• Conservative Leadership in Senate District 8

GAGs (Golden-Aged Guys)


- [Sen. Brian] Well, hi, everyone. This is Senator Brian Zehnder. And joined with me today is Wally Brown. And I wanted to just introduce Wally to you. I happened to be at a breakfast this morning, and with a bunch of people, and they call themselves the group of the GAGs, I guess. And I'm trying to get to know more people in our community. And Wally, tell me about the group.

- [Wally] Well, GAGs is just an acronym for Golden-Aged Guys.

- [Sen. Brian] Golden-Aged Guys, okay.

- [Wally] And several years ago one of our neighbors here who is now passed on, a really fine leader, he had this idea of anyone we could get in the neighborhood who was interested meet together once a month. We started out just giving our own bios so that we got better acquainted.

- [Sen. Brian] So just people in the community getting together once a month to learn about what's goin on in Cottonwood Heights and in this area, and how we can support each other, and kind of give back to the community. And I said when I was there at breakfast this morning, I said, they were asking me, you were asking me about the things that I'm really passionate about. And I said, well, education is also always really important to me. And we were talking a little bit about literacy. And I said, did you know that if children aren't reading at the third grade level by the time they're in third grade they're four times more likely not to graduate from high school. And 50% of our current Utah students are in that category. And you said, well, let me tell you what we've been doing for the last number of years.

- [Wally] Yeah.

- [Sen. Brian] So tell me about your program.

- [Wally] It's been about eight years that we've been doing this. I was in a position where I actually started this dictionary project all over Utah through the Rotary Clubs. And then that sort of segued into, because the folks in GAGs here knew that I was doing that. Then they said,

- [Sen. Brian] So this is a dictionary project. What do you mean? This is the dictionary, but what do you do with these dictionaries?

- [Wally] We go to every classroom in the state.

- [Sen. Brian] Okay.

- [Wally] Public, private, charter, all the schools, and we contact them. We've only been turned down twice. And that's only because these were a couple of a couple of wealthy private schools that said, use your money elsewhere.
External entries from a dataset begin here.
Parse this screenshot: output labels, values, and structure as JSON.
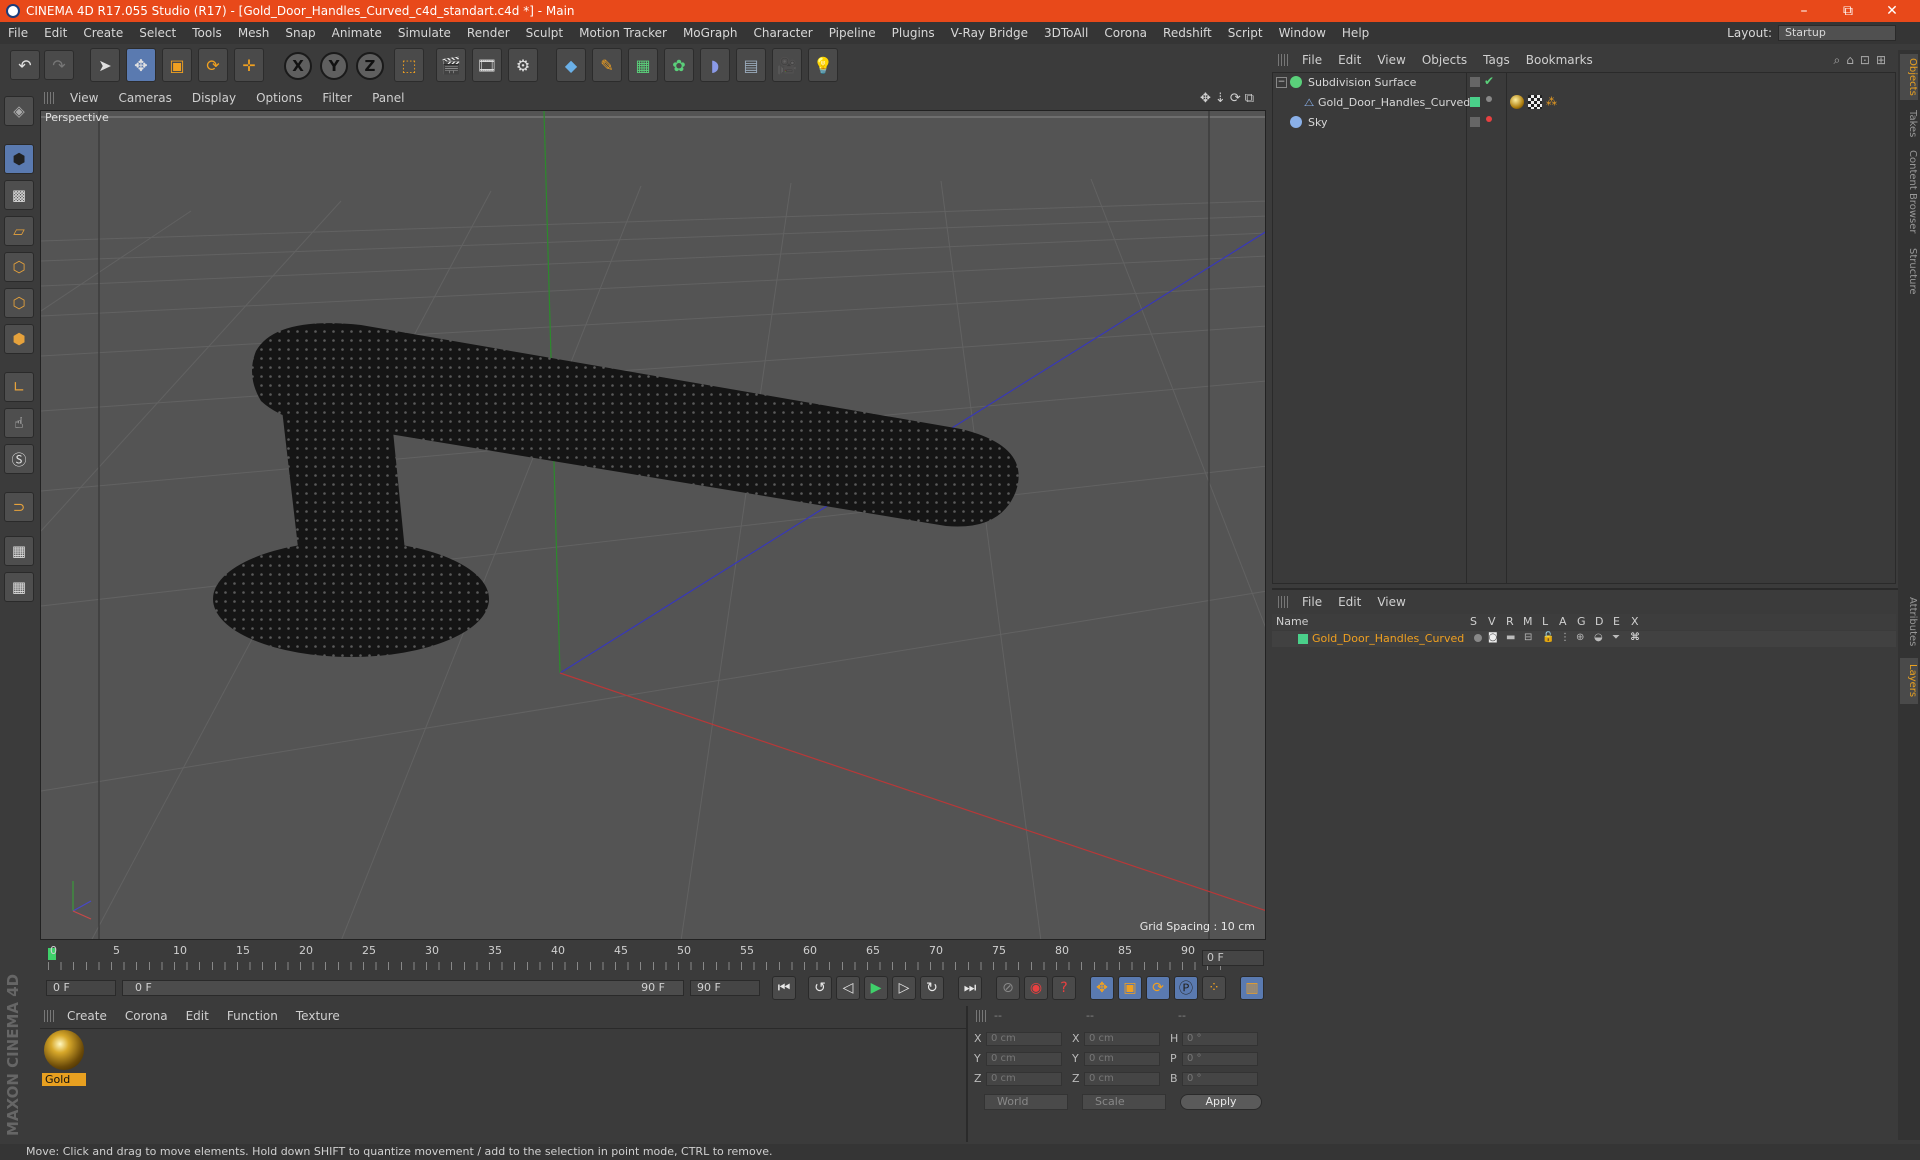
{
  "window": {
    "title": "CINEMA 4D R17.055 Studio (R17) - [Gold_Door_Handles_Curved_c4d_standart.c4d *] - Main",
    "controls": [
      "–",
      "⧉",
      "✕"
    ]
  },
  "menubar": [
    "File",
    "Edit",
    "Create",
    "Select",
    "Tools",
    "Mesh",
    "Snap",
    "Animate",
    "Simulate",
    "Render",
    "Sculpt",
    "Motion Tracker",
    "MoGraph",
    "Character",
    "Pipeline",
    "Plugins",
    "V-Ray Bridge",
    "3DToAll",
    "Corona",
    "Redshift",
    "Script",
    "Window",
    "Help"
  ],
  "layout": {
    "label": "Layout:",
    "value": "Startup"
  },
  "toolbar": {
    "axis_x": "X",
    "axis_y": "Y",
    "axis_z": "Z"
  },
  "viewport": {
    "menu": [
      "View",
      "Cameras",
      "Display",
      "Options",
      "Filter",
      "Panel"
    ],
    "label": "Perspective",
    "grid_spacing": "Grid Spacing : 10 cm"
  },
  "timeline": {
    "ticks": [
      "0",
      "5",
      "10",
      "15",
      "20",
      "25",
      "30",
      "35",
      "40",
      "45",
      "50",
      "55",
      "60",
      "65",
      "70",
      "75",
      "80",
      "85",
      "90"
    ],
    "current_frame": "0 F",
    "start": "0 F",
    "range_start": "0 F",
    "range_end": "90 F",
    "end": "90 F"
  },
  "materials": {
    "menu": [
      "Create",
      "Corona",
      "Edit",
      "Function",
      "Texture"
    ],
    "items": [
      {
        "name": "Gold"
      }
    ]
  },
  "coordinates": {
    "headers": [
      "--",
      "--",
      "--"
    ],
    "rows": [
      {
        "a": "X",
        "av": "0 cm",
        "b": "X",
        "bv": "0 cm",
        "c": "H",
        "cv": "0 °"
      },
      {
        "a": "Y",
        "av": "0 cm",
        "b": "Y",
        "bv": "0 cm",
        "c": "P",
        "cv": "0 °"
      },
      {
        "a": "Z",
        "av": "0 cm",
        "b": "Z",
        "bv": "0 cm",
        "c": "B",
        "cv": "0 °"
      }
    ],
    "mode1": "World",
    "mode2": "Scale",
    "apply": "Apply"
  },
  "objects": {
    "menu": [
      "File",
      "Edit",
      "View",
      "Objects",
      "Tags",
      "Bookmarks"
    ],
    "rows": [
      {
        "name": "Subdivision Surface"
      },
      {
        "name": "Gold_Door_Handles_Curved"
      },
      {
        "name": "Sky"
      }
    ]
  },
  "layers": {
    "menu": [
      "File",
      "Edit",
      "View"
    ],
    "columns": [
      "Name",
      "S",
      "V",
      "R",
      "M",
      "L",
      "A",
      "G",
      "D",
      "E",
      "X"
    ],
    "rows": [
      {
        "name": "Gold_Door_Handles_Curved",
        "color": "#4ad08a"
      }
    ]
  },
  "right_tabs": [
    "Objects",
    "Takes",
    "Content Browser",
    "Structure",
    "Attributes",
    "Layers"
  ],
  "status": "Move: Click and drag to move elements. Hold down SHIFT to quantize movement / add to the selection in point mode, CTRL to remove.",
  "brand": "MAXON CINEMA 4D",
  "colors": {
    "accent": "#e8491a",
    "highlight": "#f0a020",
    "layer": "#4ad08a"
  }
}
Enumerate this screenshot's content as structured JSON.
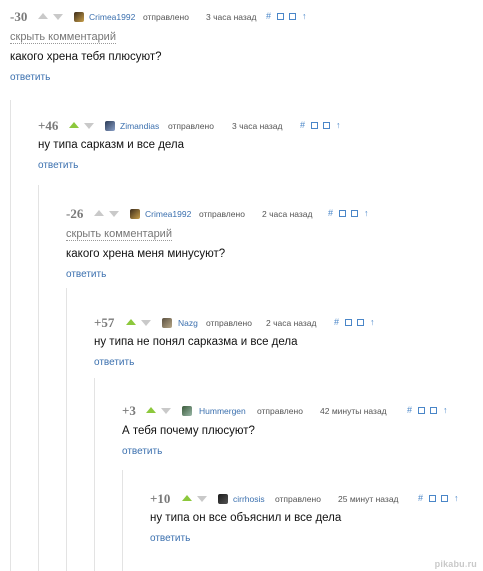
{
  "common": {
    "posted_label": "отправлено",
    "reply_label": "ответить",
    "hide_label": "скрыть комментарий",
    "tools": [
      "#",
      "⊟",
      "⊡",
      "↑"
    ],
    "colors": {
      "up_active": "#8cc83c",
      "arrow_inactive": "#c9c9c9",
      "username": "#3a6fae",
      "link": "#3a6fae"
    }
  },
  "comments": [
    {
      "score": "-30",
      "username": "Crimea1992",
      "time": "3 часа назад",
      "text": "какого хрена тебя плюсуют?",
      "up_active": false,
      "hidden_link": true
    },
    {
      "score": "+46",
      "username": "Zimandias",
      "time": "3 часа назад",
      "text": "ну типа сарказм и все дела",
      "up_active": true,
      "hidden_link": false
    },
    {
      "score": "-26",
      "username": "Crimea1992",
      "time": "2 часа назад",
      "text": "какого хрена меня минусуют?",
      "up_active": false,
      "hidden_link": true
    },
    {
      "score": "+57",
      "username": "Nazg",
      "time": "2 часа назад",
      "text": "ну типа не понял сарказма и все дела",
      "up_active": true,
      "hidden_link": false
    },
    {
      "score": "+3",
      "username": "Hummergen",
      "time": "42 минуты назад",
      "text": "А тебя почему плюсуют?",
      "up_active": true,
      "hidden_link": false
    },
    {
      "score": "+10",
      "username": "cirrhosis",
      "time": "25 минут назад",
      "text": "ну типа он все объяснил и все дела",
      "up_active": true,
      "hidden_link": false
    }
  ],
  "watermark": {
    "brand": "pikabu",
    "dot": ".",
    "tld": "ru"
  }
}
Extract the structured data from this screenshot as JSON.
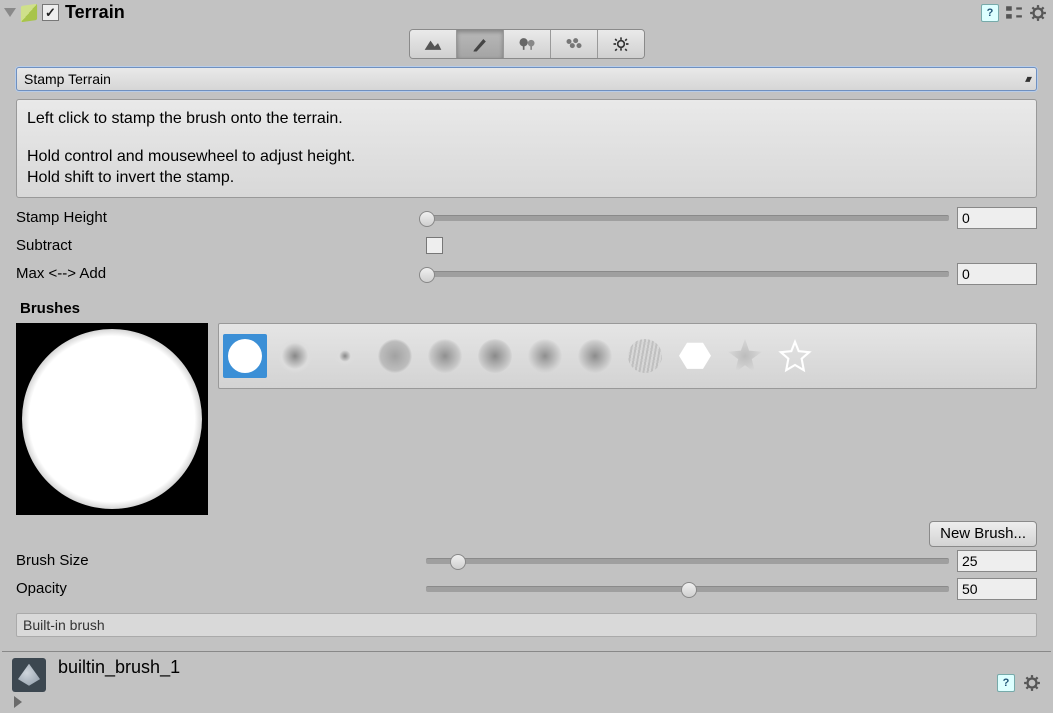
{
  "header": {
    "title": "Terrain",
    "enabled": true
  },
  "modes": [
    "terrain",
    "paint",
    "tree",
    "detail",
    "settings"
  ],
  "active_mode": 1,
  "dropdown": {
    "value": "Stamp Terrain"
  },
  "help": {
    "l1": "Left click to stamp the brush onto the terrain.",
    "l2": "Hold control and mousewheel to adjust height.",
    "l3": "Hold shift to invert the stamp."
  },
  "settings": {
    "stamp_height": {
      "label": "Stamp Height",
      "value": "0",
      "pct": 0
    },
    "subtract": {
      "label": "Subtract",
      "checked": false
    },
    "max_add": {
      "label": "Max <--> Add",
      "value": "0",
      "pct": 0
    }
  },
  "brushes": {
    "label": "Brushes",
    "selected": 0,
    "new_btn": "New Brush...",
    "brush_size": {
      "label": "Brush Size",
      "value": "25",
      "pct": 6
    },
    "opacity": {
      "label": "Opacity",
      "value": "50",
      "pct": 50
    }
  },
  "footer": {
    "label": "Built-in brush"
  },
  "asset": {
    "name": "builtin_brush_1"
  }
}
- [Sen. Brian] So you take these dictionaries, and you give them to?

- [Wally] Third grade children.

- [Sen. Brian] Third grade kids. They give these dictionaries to third grade kids all over the state.

- [Wally] Why third graders? Well, the educators tell us that until up to the third grade, children are learning to read. From that point on, they're reading to learn. So if they've missed the first part, as you mentioned, if they've missed the first part then they're not going to be learning.

- [Sen. Brian] Yeah.

- [Wally] With the consequences that you pointed out.

- [Sen. Brian] Yeah, isn't that something? Now, approximately, how many dictionaries has your group given out over the last eight years? Any sense at all?

- [Wally] The three schools that we visit are all Title I schools, and I would say that third grade enrollment of the three schools totaled would be about 260 third grade children.

- [Sen. Brian] Okay, so over the last eight years, maybe 10,000 books. 10,000 dictionaries give or take.

- [Wally] Yep.

- [Sen. Brian] That's pretty amazing. This is a group of men that have been involved with this community, and they're making a difference in helping our children become literate so they graduate from high school and become productive members of society. How can people help if they're interested, and they'd like to contribute? Maybe they've got 20 bucks or 100 bucks, and they say, listen, I think this is a worthy cause. What could they do?

- [Wally] Well, you'd be most welcome. The cost of the books, undoubtedly, keep going up.

- [Sen. Brian] Yeah.

- [Wally] Because everything is getting more expensive. So we can contact me at my cell phone. You can send me a text message at 801-718-8341, or my email brownwally. B-R-O-W-N-W-A-L-L-Y @gmail.com.

- [Sen. Brian] Great. So just one way that people are making a difference in our children. And it was just such a pleasure to get to visit with you today. I'm so encouraged. I'm so encouraged for the future of our children and their literacy. And it's just so exciting to visit with you for a few minutes, and to hear about the wonderful things that are going on. So thank you so much. And keep up the good work. It's really incredible.

- [Wally] Well, this has dominated my service life for some years now both in the Rotary Clubs and in this small group of neighborly friends here.

- [Sen. Brian] Yeah, we all need to do what we can to make a difference.

- [Wally] That's right. It's been good.